Message Visibility Timeout
- After a message is polled by a consumer, it becomes invisible to other consumers.
- Default message visibility timeout is 30 seconds, which means the consumer has 30 seconds to process the message.
- After the message visibility timeout is over, the message becomes visible to other consumers.
- If the processing is not finished during the visibility timeout, there is a chance the message will be processed twice.
- If a consumer knows that the processing wont finish in time, it can use the ChangeVisibility API to request more time.
- If the message visibility timeout is high and the processing fails, it may take a long time for the message to be processed again.
- If the visibility timeout it too short, we may end up processing the same message twice.
- Best practice: the visibility timeout should be set to something appropriate.

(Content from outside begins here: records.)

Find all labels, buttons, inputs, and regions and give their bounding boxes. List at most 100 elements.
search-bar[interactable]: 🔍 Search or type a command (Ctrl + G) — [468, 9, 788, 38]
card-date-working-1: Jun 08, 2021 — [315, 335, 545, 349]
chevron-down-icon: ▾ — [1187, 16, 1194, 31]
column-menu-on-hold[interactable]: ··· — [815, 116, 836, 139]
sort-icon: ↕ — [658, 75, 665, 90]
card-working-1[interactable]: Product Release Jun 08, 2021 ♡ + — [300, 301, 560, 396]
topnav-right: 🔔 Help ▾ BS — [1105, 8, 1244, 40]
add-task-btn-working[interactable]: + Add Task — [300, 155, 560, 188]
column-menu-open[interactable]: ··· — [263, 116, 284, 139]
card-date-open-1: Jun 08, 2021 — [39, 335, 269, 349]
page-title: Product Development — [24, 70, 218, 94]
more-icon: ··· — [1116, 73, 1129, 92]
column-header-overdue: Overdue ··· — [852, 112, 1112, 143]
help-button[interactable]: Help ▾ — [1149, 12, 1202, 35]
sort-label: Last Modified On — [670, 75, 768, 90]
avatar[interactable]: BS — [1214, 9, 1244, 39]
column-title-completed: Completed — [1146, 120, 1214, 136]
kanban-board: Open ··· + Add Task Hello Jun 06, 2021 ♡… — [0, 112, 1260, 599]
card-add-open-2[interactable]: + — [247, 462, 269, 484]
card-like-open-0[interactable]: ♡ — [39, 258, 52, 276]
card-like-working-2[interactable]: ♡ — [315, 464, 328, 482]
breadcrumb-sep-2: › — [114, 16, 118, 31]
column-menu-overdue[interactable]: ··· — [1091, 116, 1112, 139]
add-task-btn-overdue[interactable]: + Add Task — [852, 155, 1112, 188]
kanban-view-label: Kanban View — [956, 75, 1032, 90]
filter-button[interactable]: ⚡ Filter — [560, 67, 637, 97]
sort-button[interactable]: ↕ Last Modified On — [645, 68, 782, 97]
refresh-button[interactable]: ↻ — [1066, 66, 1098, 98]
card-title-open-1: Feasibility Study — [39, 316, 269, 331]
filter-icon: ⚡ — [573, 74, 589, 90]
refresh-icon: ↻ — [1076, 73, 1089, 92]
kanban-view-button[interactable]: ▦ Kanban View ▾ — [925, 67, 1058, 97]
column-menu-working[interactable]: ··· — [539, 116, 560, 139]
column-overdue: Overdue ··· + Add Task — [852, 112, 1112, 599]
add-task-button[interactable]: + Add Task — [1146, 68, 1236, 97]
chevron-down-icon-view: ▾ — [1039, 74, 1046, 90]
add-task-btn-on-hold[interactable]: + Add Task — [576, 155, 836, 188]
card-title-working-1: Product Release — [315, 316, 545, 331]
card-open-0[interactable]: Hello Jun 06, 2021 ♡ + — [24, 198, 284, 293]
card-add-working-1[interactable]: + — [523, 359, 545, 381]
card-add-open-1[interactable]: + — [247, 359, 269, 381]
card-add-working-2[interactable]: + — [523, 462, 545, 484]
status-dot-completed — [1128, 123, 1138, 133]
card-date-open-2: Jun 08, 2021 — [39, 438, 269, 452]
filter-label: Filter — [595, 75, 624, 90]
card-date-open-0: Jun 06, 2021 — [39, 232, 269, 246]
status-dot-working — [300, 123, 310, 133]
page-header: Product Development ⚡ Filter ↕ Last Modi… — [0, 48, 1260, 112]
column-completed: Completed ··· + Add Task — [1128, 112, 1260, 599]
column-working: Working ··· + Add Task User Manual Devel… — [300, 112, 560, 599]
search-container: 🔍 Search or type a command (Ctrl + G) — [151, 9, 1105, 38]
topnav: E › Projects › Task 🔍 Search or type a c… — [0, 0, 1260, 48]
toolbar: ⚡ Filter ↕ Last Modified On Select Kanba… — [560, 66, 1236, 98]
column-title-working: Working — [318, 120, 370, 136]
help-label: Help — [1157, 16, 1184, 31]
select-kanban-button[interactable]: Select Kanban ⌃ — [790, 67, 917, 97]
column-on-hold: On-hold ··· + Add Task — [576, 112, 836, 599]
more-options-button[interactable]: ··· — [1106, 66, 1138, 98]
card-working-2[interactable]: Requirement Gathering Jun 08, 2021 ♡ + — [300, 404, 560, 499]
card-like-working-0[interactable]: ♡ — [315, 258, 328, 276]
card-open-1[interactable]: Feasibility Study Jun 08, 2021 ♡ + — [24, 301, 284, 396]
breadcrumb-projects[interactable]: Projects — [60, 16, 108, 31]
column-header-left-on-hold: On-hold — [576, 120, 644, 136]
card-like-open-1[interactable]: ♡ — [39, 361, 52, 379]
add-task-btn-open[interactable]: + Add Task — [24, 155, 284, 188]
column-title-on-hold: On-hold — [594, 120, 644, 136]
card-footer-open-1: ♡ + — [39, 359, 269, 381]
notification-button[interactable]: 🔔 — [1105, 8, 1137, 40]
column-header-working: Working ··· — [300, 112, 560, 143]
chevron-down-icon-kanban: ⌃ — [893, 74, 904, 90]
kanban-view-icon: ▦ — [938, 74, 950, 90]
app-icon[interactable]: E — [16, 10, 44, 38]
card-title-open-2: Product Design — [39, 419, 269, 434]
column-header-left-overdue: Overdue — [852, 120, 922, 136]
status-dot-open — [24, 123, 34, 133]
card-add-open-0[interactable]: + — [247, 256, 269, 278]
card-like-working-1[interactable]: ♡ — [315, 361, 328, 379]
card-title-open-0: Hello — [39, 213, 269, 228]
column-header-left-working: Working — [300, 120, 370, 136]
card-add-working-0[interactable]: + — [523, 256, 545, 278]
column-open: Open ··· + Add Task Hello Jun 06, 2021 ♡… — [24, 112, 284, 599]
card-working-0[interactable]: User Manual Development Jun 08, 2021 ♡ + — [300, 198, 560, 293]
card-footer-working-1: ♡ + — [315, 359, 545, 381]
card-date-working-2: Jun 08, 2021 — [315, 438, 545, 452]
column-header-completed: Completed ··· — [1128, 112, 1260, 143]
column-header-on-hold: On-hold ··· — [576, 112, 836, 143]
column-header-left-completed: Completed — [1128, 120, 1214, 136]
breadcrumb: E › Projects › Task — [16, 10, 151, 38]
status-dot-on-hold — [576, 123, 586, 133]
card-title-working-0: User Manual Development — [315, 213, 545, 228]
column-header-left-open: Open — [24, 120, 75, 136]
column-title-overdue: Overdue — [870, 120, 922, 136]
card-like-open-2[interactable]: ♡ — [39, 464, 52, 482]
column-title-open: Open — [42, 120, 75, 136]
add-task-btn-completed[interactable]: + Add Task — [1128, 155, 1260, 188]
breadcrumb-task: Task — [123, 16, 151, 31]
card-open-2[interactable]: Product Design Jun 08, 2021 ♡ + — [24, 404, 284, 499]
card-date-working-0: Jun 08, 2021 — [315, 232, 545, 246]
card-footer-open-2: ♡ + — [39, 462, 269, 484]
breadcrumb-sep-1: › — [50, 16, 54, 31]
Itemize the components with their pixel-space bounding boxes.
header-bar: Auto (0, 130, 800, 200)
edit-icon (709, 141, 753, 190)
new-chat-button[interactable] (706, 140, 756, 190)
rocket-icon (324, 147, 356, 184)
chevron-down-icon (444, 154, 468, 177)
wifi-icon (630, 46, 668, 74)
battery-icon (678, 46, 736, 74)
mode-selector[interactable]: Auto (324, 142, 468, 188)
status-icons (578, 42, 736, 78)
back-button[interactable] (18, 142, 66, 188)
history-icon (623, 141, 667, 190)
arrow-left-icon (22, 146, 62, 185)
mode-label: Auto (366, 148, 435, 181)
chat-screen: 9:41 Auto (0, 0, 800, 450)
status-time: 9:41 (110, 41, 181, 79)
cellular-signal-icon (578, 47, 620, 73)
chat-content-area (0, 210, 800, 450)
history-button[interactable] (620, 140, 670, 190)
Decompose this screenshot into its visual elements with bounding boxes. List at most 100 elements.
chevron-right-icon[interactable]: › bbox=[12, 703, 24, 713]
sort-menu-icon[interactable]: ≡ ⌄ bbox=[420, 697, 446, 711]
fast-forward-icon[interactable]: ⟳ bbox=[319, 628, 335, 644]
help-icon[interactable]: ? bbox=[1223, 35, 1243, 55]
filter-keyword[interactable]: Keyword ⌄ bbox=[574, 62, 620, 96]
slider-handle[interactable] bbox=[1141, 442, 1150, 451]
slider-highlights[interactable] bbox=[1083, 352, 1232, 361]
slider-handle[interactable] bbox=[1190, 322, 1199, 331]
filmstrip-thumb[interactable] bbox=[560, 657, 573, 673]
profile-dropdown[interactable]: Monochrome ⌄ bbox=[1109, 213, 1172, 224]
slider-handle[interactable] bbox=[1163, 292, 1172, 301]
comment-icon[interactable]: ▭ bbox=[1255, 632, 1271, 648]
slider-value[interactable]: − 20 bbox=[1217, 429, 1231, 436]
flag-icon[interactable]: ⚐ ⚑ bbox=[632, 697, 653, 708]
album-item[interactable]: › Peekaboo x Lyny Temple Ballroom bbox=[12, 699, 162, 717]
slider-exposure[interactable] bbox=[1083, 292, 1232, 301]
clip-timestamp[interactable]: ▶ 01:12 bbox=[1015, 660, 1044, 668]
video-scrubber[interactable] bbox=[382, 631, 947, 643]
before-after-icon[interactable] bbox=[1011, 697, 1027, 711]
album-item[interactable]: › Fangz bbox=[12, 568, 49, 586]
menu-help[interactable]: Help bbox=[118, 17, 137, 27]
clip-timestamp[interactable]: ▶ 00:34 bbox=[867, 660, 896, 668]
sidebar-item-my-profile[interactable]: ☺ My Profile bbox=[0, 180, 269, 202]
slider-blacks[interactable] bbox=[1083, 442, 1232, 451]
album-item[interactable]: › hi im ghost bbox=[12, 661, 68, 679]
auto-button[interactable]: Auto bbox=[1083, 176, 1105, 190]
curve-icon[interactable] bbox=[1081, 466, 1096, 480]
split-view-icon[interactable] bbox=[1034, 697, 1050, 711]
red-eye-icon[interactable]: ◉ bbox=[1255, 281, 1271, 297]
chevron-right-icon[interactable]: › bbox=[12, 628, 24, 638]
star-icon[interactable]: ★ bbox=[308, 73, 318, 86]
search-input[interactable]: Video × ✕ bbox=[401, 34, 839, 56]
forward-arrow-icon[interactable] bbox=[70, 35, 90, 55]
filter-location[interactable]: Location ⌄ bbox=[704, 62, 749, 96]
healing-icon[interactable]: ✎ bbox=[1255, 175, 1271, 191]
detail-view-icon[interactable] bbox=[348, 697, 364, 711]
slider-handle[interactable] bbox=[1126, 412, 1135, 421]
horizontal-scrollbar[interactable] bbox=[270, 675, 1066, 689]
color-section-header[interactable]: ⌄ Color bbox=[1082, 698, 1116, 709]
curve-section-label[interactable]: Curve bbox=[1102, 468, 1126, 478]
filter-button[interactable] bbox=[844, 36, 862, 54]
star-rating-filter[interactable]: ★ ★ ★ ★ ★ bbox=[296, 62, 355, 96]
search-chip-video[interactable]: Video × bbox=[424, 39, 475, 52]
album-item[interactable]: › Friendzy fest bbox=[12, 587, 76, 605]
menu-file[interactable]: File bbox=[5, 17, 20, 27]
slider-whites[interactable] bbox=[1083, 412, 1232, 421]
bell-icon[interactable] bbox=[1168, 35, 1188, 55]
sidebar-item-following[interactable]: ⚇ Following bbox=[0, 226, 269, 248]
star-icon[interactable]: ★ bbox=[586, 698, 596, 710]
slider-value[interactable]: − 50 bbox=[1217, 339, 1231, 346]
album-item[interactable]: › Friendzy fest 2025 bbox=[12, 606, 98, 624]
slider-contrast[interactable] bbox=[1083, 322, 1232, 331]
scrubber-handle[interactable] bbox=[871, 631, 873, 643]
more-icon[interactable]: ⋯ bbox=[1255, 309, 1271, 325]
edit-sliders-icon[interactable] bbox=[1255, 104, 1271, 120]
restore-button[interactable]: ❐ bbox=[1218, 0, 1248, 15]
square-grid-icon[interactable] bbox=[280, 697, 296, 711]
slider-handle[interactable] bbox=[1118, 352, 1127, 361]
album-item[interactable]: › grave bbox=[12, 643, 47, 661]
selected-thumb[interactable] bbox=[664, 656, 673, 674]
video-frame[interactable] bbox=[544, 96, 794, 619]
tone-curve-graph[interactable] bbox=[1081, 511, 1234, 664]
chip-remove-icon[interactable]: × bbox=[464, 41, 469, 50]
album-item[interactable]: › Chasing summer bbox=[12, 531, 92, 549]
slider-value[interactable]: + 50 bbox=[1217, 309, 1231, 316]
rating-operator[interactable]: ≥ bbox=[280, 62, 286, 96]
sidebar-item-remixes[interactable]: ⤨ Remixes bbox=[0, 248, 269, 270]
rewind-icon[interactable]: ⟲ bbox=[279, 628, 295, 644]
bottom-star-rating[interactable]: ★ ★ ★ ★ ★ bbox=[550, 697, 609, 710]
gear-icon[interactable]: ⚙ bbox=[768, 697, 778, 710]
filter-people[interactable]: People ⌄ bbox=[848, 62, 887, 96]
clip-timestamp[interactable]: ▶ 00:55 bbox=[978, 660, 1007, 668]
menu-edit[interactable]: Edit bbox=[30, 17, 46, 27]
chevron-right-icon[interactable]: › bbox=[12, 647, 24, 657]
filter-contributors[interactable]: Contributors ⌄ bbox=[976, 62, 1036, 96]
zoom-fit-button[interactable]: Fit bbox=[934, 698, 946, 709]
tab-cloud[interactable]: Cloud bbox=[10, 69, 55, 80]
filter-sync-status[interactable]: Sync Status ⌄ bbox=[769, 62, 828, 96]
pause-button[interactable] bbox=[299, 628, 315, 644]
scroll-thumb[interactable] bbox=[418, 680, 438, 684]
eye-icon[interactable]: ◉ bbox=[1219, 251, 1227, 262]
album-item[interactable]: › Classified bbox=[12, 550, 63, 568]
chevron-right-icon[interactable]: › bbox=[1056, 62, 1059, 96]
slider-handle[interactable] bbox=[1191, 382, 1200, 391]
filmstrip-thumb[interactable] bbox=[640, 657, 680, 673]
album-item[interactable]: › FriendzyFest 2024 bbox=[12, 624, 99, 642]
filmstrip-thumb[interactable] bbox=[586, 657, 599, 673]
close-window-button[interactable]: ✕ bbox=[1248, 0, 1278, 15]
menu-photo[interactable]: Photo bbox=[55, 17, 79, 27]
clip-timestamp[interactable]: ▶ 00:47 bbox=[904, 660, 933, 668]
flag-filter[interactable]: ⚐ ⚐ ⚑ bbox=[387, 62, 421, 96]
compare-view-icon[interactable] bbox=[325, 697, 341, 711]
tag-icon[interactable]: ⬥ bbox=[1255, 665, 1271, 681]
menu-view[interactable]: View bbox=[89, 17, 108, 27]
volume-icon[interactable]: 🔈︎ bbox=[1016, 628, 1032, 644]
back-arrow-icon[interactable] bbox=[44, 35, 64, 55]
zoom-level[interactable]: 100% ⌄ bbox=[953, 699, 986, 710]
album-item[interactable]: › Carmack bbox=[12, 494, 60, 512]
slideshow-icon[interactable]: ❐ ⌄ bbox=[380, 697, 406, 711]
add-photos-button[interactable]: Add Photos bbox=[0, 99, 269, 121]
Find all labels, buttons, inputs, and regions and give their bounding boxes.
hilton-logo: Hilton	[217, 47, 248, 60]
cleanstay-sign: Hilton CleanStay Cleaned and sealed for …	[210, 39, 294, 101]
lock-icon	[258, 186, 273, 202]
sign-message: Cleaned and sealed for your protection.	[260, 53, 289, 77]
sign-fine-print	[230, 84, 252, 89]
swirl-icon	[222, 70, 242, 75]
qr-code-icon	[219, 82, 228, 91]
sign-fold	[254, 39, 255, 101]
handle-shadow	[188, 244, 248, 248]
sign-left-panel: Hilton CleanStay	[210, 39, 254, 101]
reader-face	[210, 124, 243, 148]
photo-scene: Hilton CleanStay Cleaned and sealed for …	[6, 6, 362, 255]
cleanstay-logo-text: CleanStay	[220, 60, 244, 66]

- The consumer must be implemented in a way to use the ChangeVisibility API.
Dead Letter Queues
-
If a consumer fails to process a message within the visibility timeout, the messages goes back to the queue. This can happen multiple times.
-
We can set a MaximumReceives threshold, which denotes how many time a message should be able to go back to the queue.
-
If the MaximumReceives threshold is exceeded, the message is sent to a dead letter queue
-
DLQs are useful for debugging.
-
We have to make sure the messages are processed in DLQ before expiring. It is not a good idea to set a short expiration time for the DLQ.
Long Polling
-
When a consumer requests messages from the queue, it can optionally wait for messages to arrive if there are none in the queue.
-
Long polling decreases the number of API calls made to SQS while increasing efficiency.
-
Wait time can be between 1 sec to 20 sec.
-
Long polling is preferable than short polling.
Message Consumption Flow
SQS With Auto Scaling Group
Allows scaling the number of EC2 instances based on the available messages in the queue.
-
In order to accomplish auto scaling we have to create a CloudWatch custom metric representing the number of available messages on the queue divided by the number of EC2 instances.
-
This metric is pushed from an EC2 instance
If the variable goes above the threshold value, this may mean:
- There are many messages, or
- There are not enough instances to process those messages.
When we set the threshold value, we can set maybe set TWO ALARMS:
- When variable is below threshold value
- When variable is above threshold value
When the variable goes above the threshold value, then alarms are breached and it will do the following:
-
Cloudwatch alarm can be assigned with a scaling policy on your ASG.
-
It can scale your ASG accordingly.
SQS Extended Client
-
Message size limit is 256KB, how to send large messages?
-
For this, use SQS Extended CLient (Java library)
Decouple application tiers
Data Ordering in SQS
- For standard SQS queues there is no data ordering.
- For SQS FIFO, if we don't use a Group ID, messages are consumed in the order they are sent, with only one consumer.
- Messages can be group by specifying a Group ID for the message.
- For each group we can have different consumers, which will read messages in order.
Security
-
Encryption
- In-flight encryption using HTTPS.
- At-rest encryption using KMS.
- Client-side encryption if the client wants to perform encryption/decryption itself.
-
Access Control
- IAM policies to regulate access to the SQS API.
-
SQS Access Policies
- Useful for cross-account access to SQS queues.
- Useful for allowing other services (SNS, S3) to write to an SQS queue.